Parallel hybrid optimization methods for permutation based problems

Solving efficiently large benchmarks of NP-hard permutation-based problems requires the development of hybrid methods combining different classes of optimization algorithms. The key challenge here is how to find connections between the divergent search strategies used in each class of methods in order to build efficient hybridization strategies. Genetic algorithms (GAs) are very popular population-based metaheuristics based on stochastic evolutionary operators.

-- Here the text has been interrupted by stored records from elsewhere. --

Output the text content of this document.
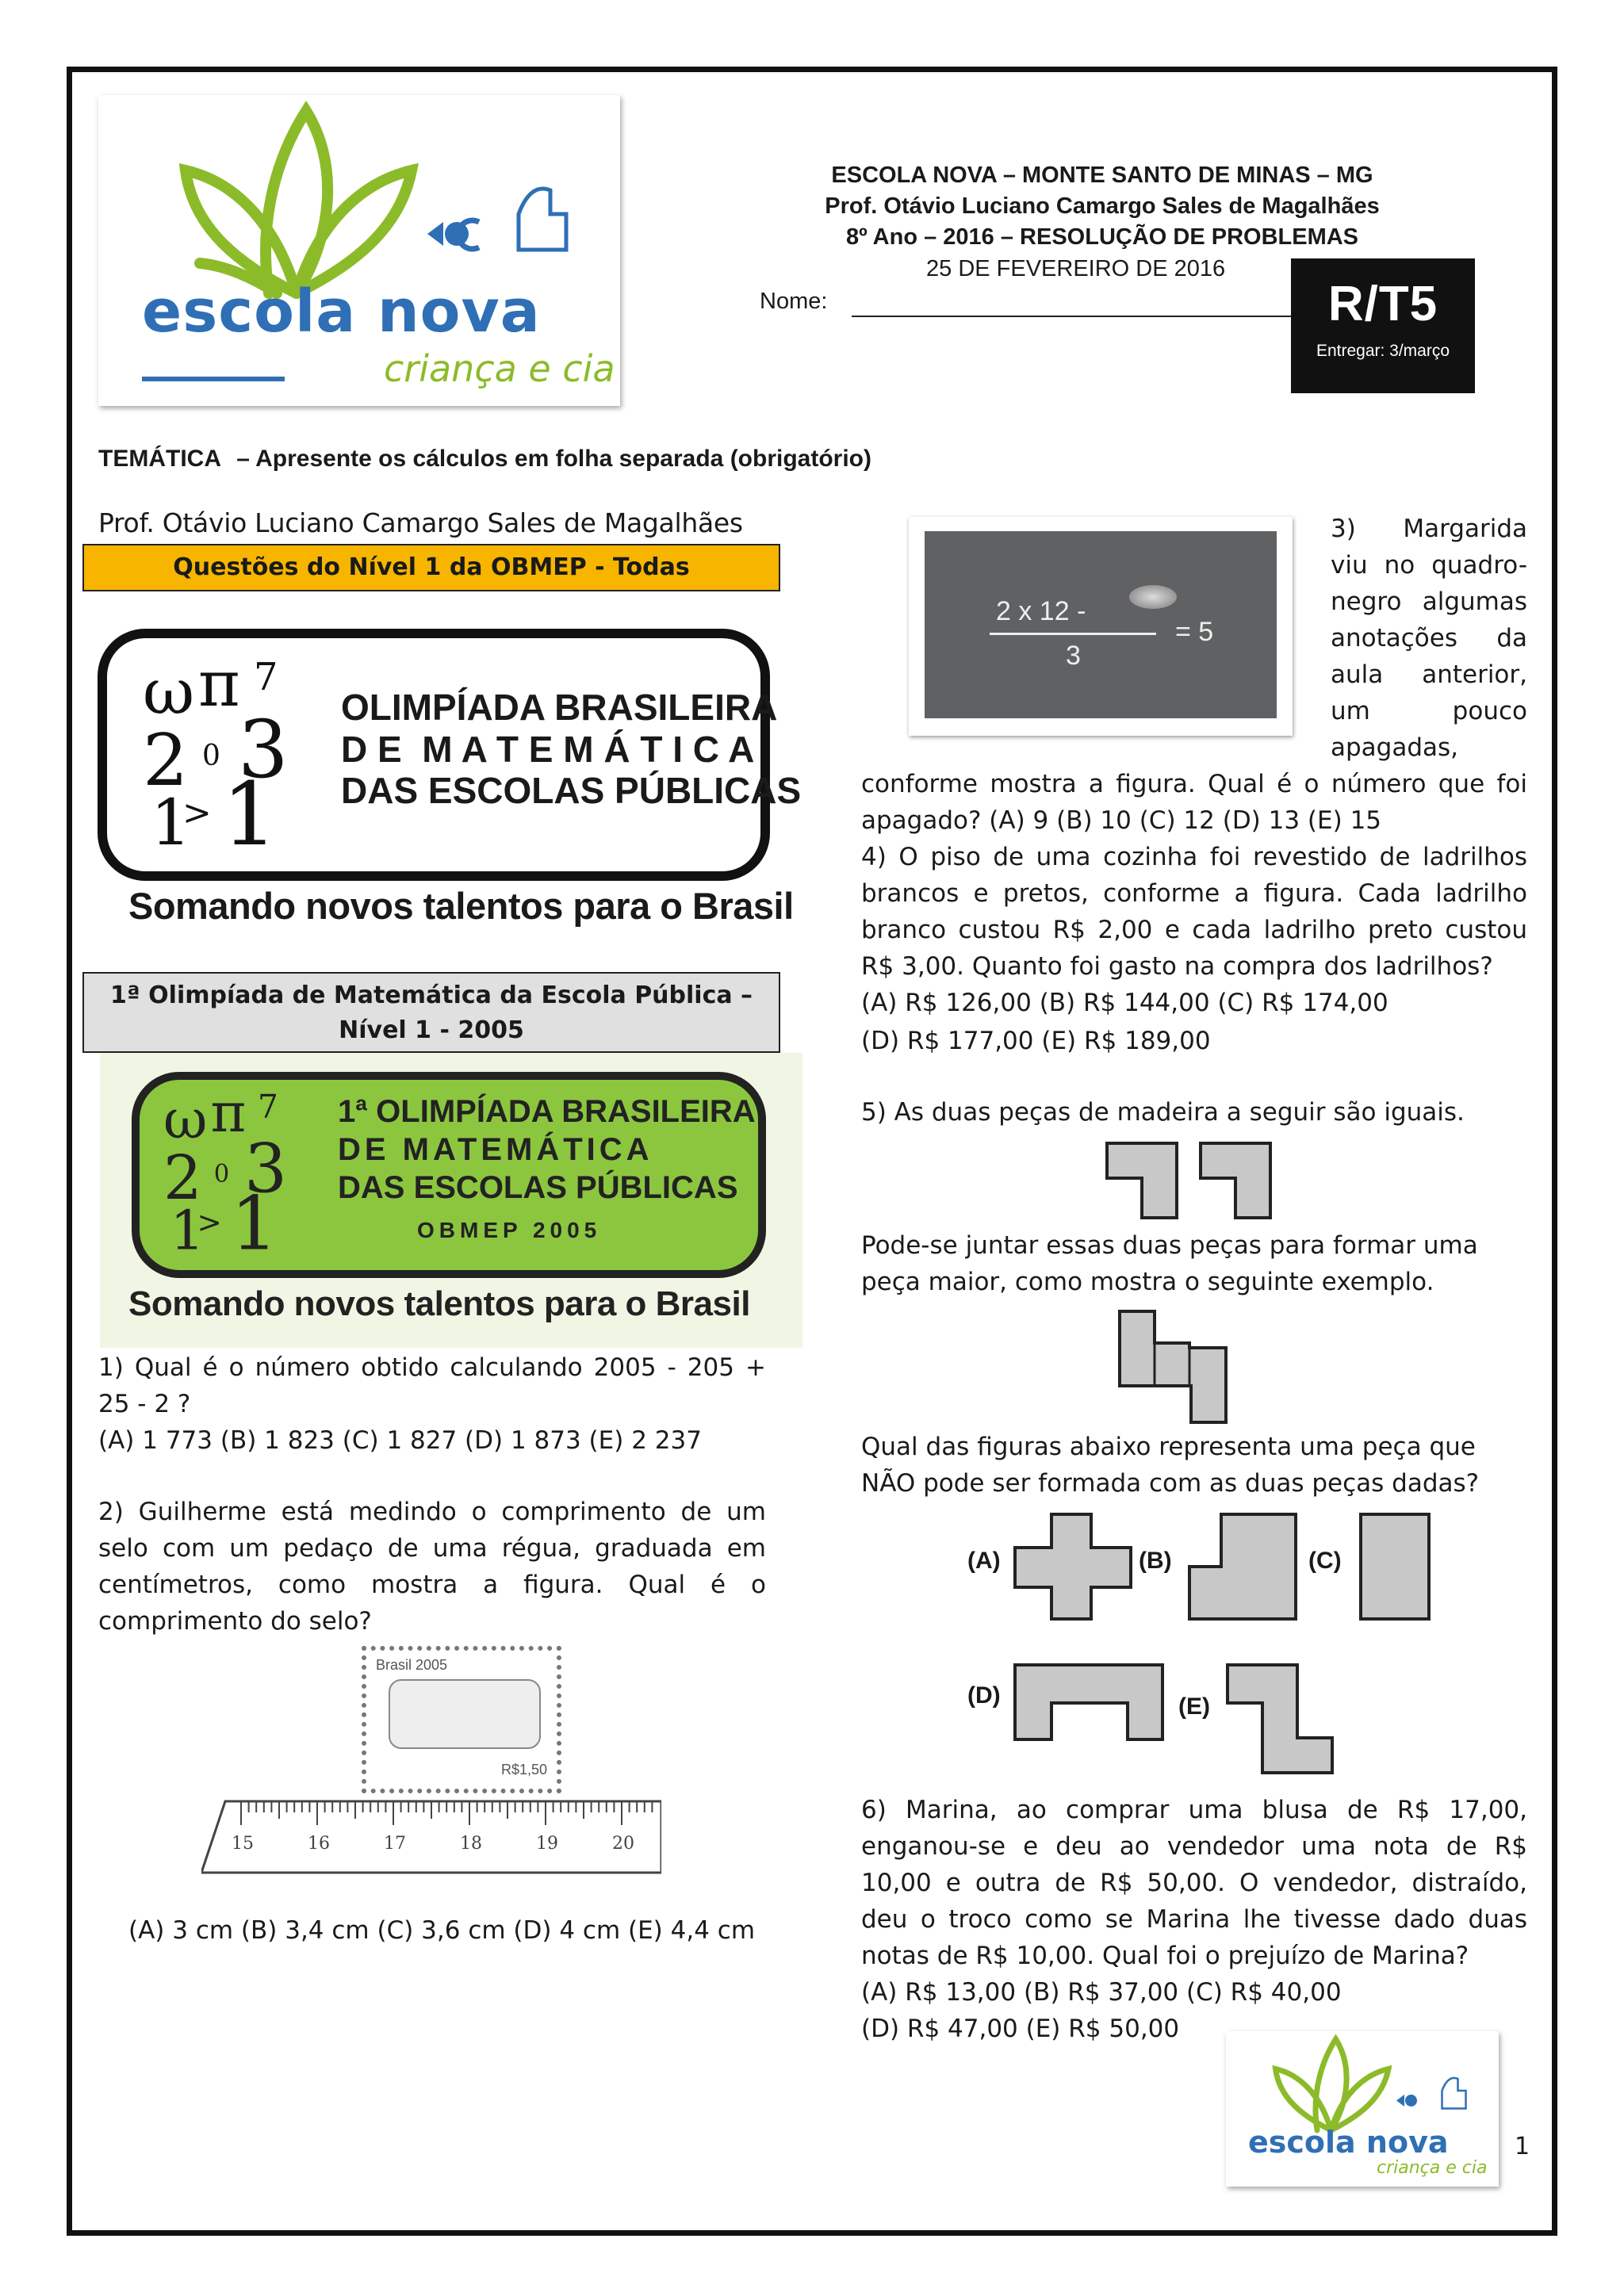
escola nova
criança e cia
ESCOLA NOVA – MONTE SANTO DE MINAS – MG
Prof. Otávio Luciano Camargo Sales de Magalhães
8º Ano – 2016 – RESOLUÇÃO DE PROBLEMAS
25 DE FEVEREIRO DE 2016
Nome:	R/T5
Entregar: 3/março
TEMÁTICA – Apresente os cálculos em folha separada (obrigatório)
Prof. Otávio Luciano Camargo Sales de Magalhães
Questões do Nível 1 da OBMEP - Todas
ω π 7
2 0 3
1
> 1
OLIMPÍADA BRASILEIRA
D E  M A T E M Á T I C A
DAS ESCOLAS PÚBLICAS
Somando novos talentos para o Brasil
1ª Olimpíada de Matemática da Escola Pública –
Nível 1 - 2005
ω π 7
2 0 3
1
> 1
1ª OLIMPÍADA BRASILEIRA
DE MATEMÁTICA
DAS ESCOLAS PÚBLICAS
OBMEP 2005
Somando novos talentos para o Brasil
1) Qual é o número obtido calculando 2005 - 205 + 25 - 2 ?
(A) 1 773 (B) 1 823 (C) 1 827 (D) 1 873 (E) 2 237
2) Guilherme está medindo o comprimento de um selo com um pedaço de uma régua, graduada em centímetros, como mostra a figura. Qual é o comprimento do selo?
Brasil 2005
R$1,50
15	16	17	18	19	20
(A) 3 cm (B) 3,4 cm (C) 3,6 cm (D) 4 cm (E) 4,4 cm
2 x 12 -
3
= 5
3) Margarida viu no quadro-negro algumas anotações da aula anterior, um pouco apagadas,
conforme mostra a figura. Qual é o número que foi apagado? (A) 9 (B) 10 (C) 12 (D) 13 (E) 15
4) O piso de uma cozinha foi revestido de ladrilhos brancos e pretos, conforme a figura. Cada ladrilho branco custou R$ 2,00 e cada ladrilho preto custou R$ 3,00. Quanto foi gasto na compra dos ladrilhos?
(A) R$ 126,00 (B) R$ 144,00 (C) R$ 174,00
(D) R$ 177,00 (E) R$ 189,00
5) As duas peças de madeira a seguir são iguais.
Pode-se juntar essas duas peças para formar uma peça maior, como mostra o seguinte exemplo.
Qual das figuras abaixo representa uma peça que NÃO pode ser formada com as duas peças dadas?
(A)	(B)	(C)
(D)	(E)
6) Marina, ao comprar uma blusa de R$ 17,00, enganou-se e deu ao vendedor uma nota de R$ 10,00 e outra de R$ 50,00. O vendedor, distraído, deu o troco como se Marina lhe tivesse dado duas notas de R$ 10,00. Qual foi o prejuízo de Marina?
(A) R$ 13,00 (B) R$ 37,00 (C) R$ 40,00
(D) R$ 47,00 (E) R$ 50,00
escola nova
criança e cia
1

The hybridization of GAs with tree-based exact methods such as Branch-and-Bound is a promising research trend. B&B algorithms are based on an implicit enumeration of the solution space represented as a tree. Our hybridization approach consists in providing a common solution and search space coding and associated search operators enabling an efficient cooperation between the two methods. The tree-based representation of the solution space is traditionally used
in B&B algorithms to enumerate the solutions of the problem at hand. In this thesis, this special representation is adapted
to metaheuristics. The encoding of permutations as natural numbers, which refer to their lexicographic enumeration in the tree, is proposed as a new way to represent the solution space of permutation problems in metaheuristics. Mapping functions between the two representations and special search operators are defined for general permutation problems. This common representation allows the design of efficient cooperation strategies between GAs and B&B algorithms.
The proposed hybrid schemes have been parallelized and validated on standard benchmarks of the 3D quadratic assignment problem (Q3AP) using the computational grid Grid5000.